Produced by Matthew Vaughn, the director of “Layer Cake”, “Stardust”, and “X-Men: First Class” who also produced many of Guy Ritchie’s films, 2001’s “Mean Machine” is a British take on the American prison football comedy “The Longest Yard”. Being in the same family as Ritchie’s productions, it stars many of the usual suspects from his films, including Vinnie Jones as an ex-footballer (which he really is), Jason Flemyng as a football announcer/convict, and Jason Statham as high security prisoner-turned-goalkeeper. It has the same gritty feel as any of Vaughn and Ritchie’s gangster pictures and is peppered with a fair amount of drama to show that serving at Her Majesty’s pleasure isn’t all fun and games.
3. “Saving Grace”
A must-see for fans of the programme “Doc Martin” or “The Late Late Show” host Craig Ferguson. Ferguson co-wrote the 2000 film with Mark Crowdy that features recent widower Grace Trevethyn (Brenda Blethyn), who turns to growing marijuana with her gardener (Ferguson) after discovering that her late-husband had cheated on her and bankrupted their estate. Martin Clunes appears in this film for the first time as Dr. Martin Bamford, a character he would play in two television prequel films and would inspire the creation of Dr. Martin Ellingham. As with the “Doc Martin” prequels and programme, most of the movie was filmed in Port Isaac, creating a lot of scenery porn. Of course, in a small village, Grace’s actions create much hilarity and even bring the unwanted attentions of a group of drug dealers, played by Tcheky Karyo (“The Patriot”), Jamie Foreman (“Layer Cake”), and Bill Bailey.
4. “Run Fatboy Run”
Fans of Simon Pegg will enjoy this film done without frequent comedy collaborator Nick Frost. Instead, Pegg teams with friend Dylan Moran (David from “Shaun of the Dead”) in a story about a cowardly man trying to get back together with his estranged love (played by Thandie Newton) after leaving her at the altar. While she has moved on with businessman Whit (Hank Azaria), Pegg’s character decides to participate in the London marathon against Whit to show her he can commit to something. Also appearing to motivate and tease Pegg is “Krod Mandoon” actress India de Beaufort. Featuring Pegg as his typical “everyman” character, you’ll easily find yourself rooting for him to overcome his failings and laugh at his attempts.

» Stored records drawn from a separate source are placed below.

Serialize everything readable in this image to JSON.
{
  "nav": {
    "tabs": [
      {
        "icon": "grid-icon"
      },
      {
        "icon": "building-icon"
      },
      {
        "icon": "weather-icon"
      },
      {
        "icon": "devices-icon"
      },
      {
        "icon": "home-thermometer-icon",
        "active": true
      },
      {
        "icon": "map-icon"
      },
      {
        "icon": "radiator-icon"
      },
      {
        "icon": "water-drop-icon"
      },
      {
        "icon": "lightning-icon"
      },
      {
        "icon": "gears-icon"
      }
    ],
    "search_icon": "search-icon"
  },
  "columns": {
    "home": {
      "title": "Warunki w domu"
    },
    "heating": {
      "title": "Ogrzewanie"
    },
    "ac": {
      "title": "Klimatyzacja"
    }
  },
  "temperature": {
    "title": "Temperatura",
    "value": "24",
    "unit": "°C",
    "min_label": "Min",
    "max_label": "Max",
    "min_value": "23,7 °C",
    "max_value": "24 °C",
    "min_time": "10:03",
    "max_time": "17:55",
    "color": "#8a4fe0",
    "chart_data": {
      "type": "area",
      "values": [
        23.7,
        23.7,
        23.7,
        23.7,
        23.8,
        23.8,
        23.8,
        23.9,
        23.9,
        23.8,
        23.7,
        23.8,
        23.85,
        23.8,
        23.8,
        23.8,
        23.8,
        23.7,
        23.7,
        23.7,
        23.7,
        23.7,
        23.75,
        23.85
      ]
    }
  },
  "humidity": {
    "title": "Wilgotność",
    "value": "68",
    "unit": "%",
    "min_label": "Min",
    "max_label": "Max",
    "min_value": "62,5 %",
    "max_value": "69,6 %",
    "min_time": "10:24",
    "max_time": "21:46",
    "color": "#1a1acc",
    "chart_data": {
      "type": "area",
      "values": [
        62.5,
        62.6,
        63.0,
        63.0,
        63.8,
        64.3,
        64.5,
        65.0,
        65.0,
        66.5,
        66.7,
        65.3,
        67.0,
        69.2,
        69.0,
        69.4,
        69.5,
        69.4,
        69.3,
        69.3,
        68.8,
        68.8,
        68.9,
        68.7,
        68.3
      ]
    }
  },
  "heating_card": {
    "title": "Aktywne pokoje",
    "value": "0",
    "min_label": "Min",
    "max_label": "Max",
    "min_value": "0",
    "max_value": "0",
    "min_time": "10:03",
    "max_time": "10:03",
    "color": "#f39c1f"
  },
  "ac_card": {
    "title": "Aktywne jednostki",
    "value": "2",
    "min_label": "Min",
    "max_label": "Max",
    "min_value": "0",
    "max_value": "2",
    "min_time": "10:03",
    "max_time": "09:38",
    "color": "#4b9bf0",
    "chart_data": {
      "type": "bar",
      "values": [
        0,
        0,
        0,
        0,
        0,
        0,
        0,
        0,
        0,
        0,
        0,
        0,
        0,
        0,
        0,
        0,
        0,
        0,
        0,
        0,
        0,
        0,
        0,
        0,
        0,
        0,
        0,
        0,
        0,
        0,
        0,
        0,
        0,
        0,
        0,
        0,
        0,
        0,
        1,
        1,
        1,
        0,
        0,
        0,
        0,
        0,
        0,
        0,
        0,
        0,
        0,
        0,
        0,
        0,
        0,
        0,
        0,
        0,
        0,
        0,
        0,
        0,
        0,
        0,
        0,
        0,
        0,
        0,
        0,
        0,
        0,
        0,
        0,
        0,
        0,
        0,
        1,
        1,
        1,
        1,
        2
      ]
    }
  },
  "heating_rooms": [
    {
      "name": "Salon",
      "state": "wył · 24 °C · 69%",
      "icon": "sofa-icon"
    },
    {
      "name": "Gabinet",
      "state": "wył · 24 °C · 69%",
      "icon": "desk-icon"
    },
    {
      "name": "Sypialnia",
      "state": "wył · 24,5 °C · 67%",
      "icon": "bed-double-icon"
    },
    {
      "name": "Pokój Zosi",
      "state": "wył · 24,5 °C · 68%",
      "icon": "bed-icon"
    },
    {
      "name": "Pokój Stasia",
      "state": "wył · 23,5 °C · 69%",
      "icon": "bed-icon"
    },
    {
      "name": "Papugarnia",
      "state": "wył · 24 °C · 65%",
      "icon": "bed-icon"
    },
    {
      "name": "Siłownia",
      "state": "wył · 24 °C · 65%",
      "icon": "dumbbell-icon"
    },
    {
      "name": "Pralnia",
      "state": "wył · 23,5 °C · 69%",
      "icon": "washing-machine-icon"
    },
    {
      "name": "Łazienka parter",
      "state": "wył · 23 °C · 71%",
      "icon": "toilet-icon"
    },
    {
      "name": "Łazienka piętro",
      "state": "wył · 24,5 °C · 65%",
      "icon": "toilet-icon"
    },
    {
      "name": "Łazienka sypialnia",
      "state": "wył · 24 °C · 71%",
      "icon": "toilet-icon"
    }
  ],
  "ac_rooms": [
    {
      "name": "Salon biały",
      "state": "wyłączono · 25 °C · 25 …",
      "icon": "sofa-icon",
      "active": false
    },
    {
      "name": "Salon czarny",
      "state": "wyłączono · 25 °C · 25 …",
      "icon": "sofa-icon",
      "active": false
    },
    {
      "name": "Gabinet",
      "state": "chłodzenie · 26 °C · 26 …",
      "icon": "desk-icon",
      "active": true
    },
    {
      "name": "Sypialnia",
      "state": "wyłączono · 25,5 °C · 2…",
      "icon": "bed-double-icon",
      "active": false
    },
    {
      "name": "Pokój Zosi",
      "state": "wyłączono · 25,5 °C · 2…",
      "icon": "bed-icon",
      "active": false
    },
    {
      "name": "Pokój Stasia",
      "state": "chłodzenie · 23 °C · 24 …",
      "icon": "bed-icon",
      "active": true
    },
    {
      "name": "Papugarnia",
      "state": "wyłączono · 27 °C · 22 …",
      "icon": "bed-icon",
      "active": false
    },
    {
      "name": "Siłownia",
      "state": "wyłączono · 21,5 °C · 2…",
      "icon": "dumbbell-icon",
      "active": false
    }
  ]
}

5. “Monty Python’s The Meaning of Life”
This often-overlooked film tends to play second-fiddle to bigger Python pictures like “Monty Python and the Holy Grail” or “Life of Brian”, but is not to be ruled out for any serious Python fan. Despite having an overarching theme of human life from birth to death, it plays a lot more like their sketch comedy, with the Pythons taking on multiple roles across vastly different scenes, from a man explaining why Catholicism won’t let him use a condom to a school of fish in a restaurant’s tank watching a friend being eaten. It’s also produced some incredibly memorable moments and songs such as the extremely-obese Mr. Creosote and “The Universe Song.” If you enjoyed the other Python films and their sketch comedy programme, “Meaning of Life” is a must-watch.